如果女兒為此與他離心,這纔是對他最大的損失啊!
“女兒自回府之後,家裏大大小小的風波不斷,且全部都是圍繞著女兒而來的,我自幼長在鄉下,與主母和姐妹之間難免有些隔閡,殊不知這隔閡竟然這樣的深,到了已經容不下瑾瑤的地步,既然如此,瑾瑤治好向皇上青冥,倒不如回到那鄉下來的自在!”
夏簫玉緊張的又是臉色一變:“瑾瑤,你這是在胡說什麼,你雖然養在鄉下,但我們都是一家人,哪裏會有隔閡!”
蔣瑗這個時候也頗為識趣:“瑾瑤,這件事是主母的不對,主母也是被人矇蔽了雙眼,主母向你道歉,你在心裏面萬萬不要怪罪主母!”
蔣瑗的心此刻都要滴血了,可是還是要強忍著心裏面的怒火與怨氣給白傾顏道歉。
“主母的道歉,瑾瑤萬萬擔待不起!只是此祖母失去了貼身丫鬟,希望祖母不要怪罪纔好!“
蔣瑗強忍著不讓自己猙獰的表情顯露出來,“瑾瑤,是那賤婢不懂事,主母怎麼會怪你!”
白傾顏似笑非笑的看著她:“如此這般,迎春在九泉之下,不知道會不會怨恨主母不近人情呢?”
這話是白傾顏緊貼在蔣瑗耳邊說的,不知怎麼的,蔣瑗忽然渾身一個激靈,身上的冷汗忽然都冒了起來。

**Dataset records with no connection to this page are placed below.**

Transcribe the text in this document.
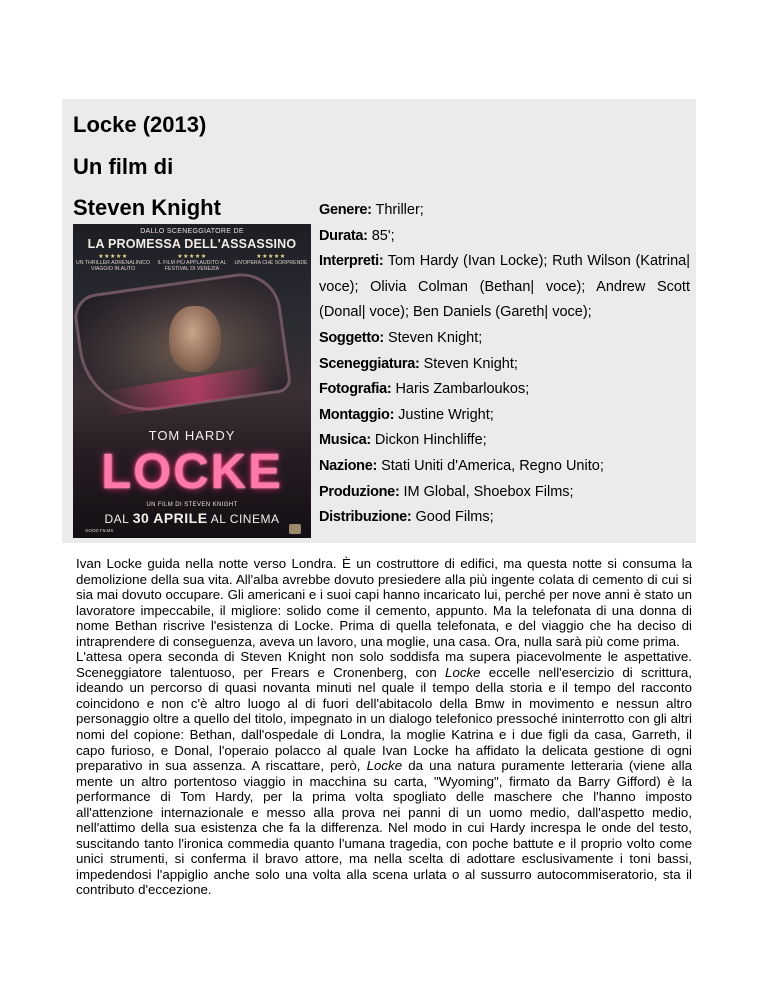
Locke (2013)
Un film di
Steven Knight
DALLO SCENEGGIATORE DE
LA PROMESSA DELL'ASSASSINO
★★★★★
UN THRILLER ADRENALINICO VIAGGIO IN AUTO
★★★★★
IL FILM PIÙ APPLAUDITO AL FESTIVAL DI VENEZIA
★★★★★
UN'OPERA CHE SORPRENDE
TOM HARDY
LOCKE
UN FILM DI STEVEN KNIGHT
DAL 30 APRILE AL CINEMA
GOOD FILMS
Genere: Thriller;
Durata: 85';
Interpreti: Tom Hardy (Ivan Locke); Ruth Wilson (Katrina| voce); Olivia Colman (Bethan| voce); Andrew Scott (Donal| voce); Ben Daniels (Gareth| voce);
Soggetto: Steven Knight;
Sceneggiatura: Steven Knight;
Fotografia: Haris Zambarloukos;
Montaggio: Justine Wright;
Musica: Dickon Hinchliffe;
Nazione: Stati Uniti d'America, Regno Unito;
Produzione: IM Global, Shoebox Films;
Distribuzione: Good Films;

Ivan Locke guida nella notte verso Londra. È un costruttore di edifici, ma questa notte si consuma la demolizione della sua vita. All'alba avrebbe dovuto presiedere alla più ingente colata di cemento di cui si sia mai dovuto occupare. Gli americani e i suoi capi hanno incaricato lui, perché per nove anni è stato un lavoratore impeccabile, il migliore: solido come il cemento, appunto. Ma la telefonata di una donna di nome Bethan riscrive l'esistenza di Locke. Prima di quella telefonata, e del viaggio che ha deciso di intraprendere di conseguenza, aveva un lavoro, una moglie, una casa. Ora, nulla sarà più come prima.

L'attesa opera seconda di Steven Knight non solo soddisfa ma supera piacevolmente le aspettative. Sceneggiatore talentuoso, per Frears e Cronenberg, con Locke eccelle nell'esercizio di scrittura, ideando un percorso di quasi novanta minuti nel quale il tempo della storia e il tempo del racconto coincidono e non c'è altro luogo al di fuori dell'abitacolo della Bmw in movimento e nessun altro personaggio oltre a quello del titolo, impegnato in un dialogo telefonico pressoché ininterrotto con gli altri nomi del copione: Bethan, dall'ospedale di Londra, la moglie Katrina e i due figli da casa, Garreth, il capo furioso, e Donal, l'operaio polacco al quale Ivan Locke ha affidato la delicata gestione di ogni preparativo in sua assenza. A riscattare, però, Locke da una natura puramente letteraria (viene alla mente un altro portentoso viaggio in macchina su carta, "Wyoming", firmato da Barry Gifford) è la performance di Tom Hardy, per la prima volta spogliato delle maschere che l'hanno imposto all'attenzione internazionale e messo alla prova nei panni di un uomo medio, dall'aspetto medio, nell'attimo della sua esistenza che fa la differenza. Nel modo in cui Hardy increspa le onde del testo, suscitando tanto l'ironica commedia quanto l'umana tragedia, con poche battute e il proprio volto come unici strumenti, si conferma il bravo attore, ma nella scelta di adottare esclusivamente i toni bassi, impedendosi l'appiglio anche solo una volta alla scena urlata o al sussurro autocommiseratorio, sta il contributo d'eccezione.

夏簫玉對白傾顏說道:“瑾瑤,現在天色也不早了,我們還是儘早用膳,今天你也要早點休息。”
白傾顏點頭:“多謝父親關心!”
夏簫玉將她掃視了一番,皺眉說道:“你這身上的衣服太素了一點,穿的時間也長了,今日我得到了一匹蘇錦,顏色挺適合你,等下送給你,你讓人再重新做一些衣裳出來!”
白傾顏朝著夏簫玉行了行禮:“瑾瑤多謝父親關心!”
夜深之後,夏簫玉又去了三姨娘的房間,三姨娘現在懷有身孕,正是得寵的時刻。
今日發生的事情過於血腥,夏簫玉擔心她會受到驚嚇,所以跑去安撫她。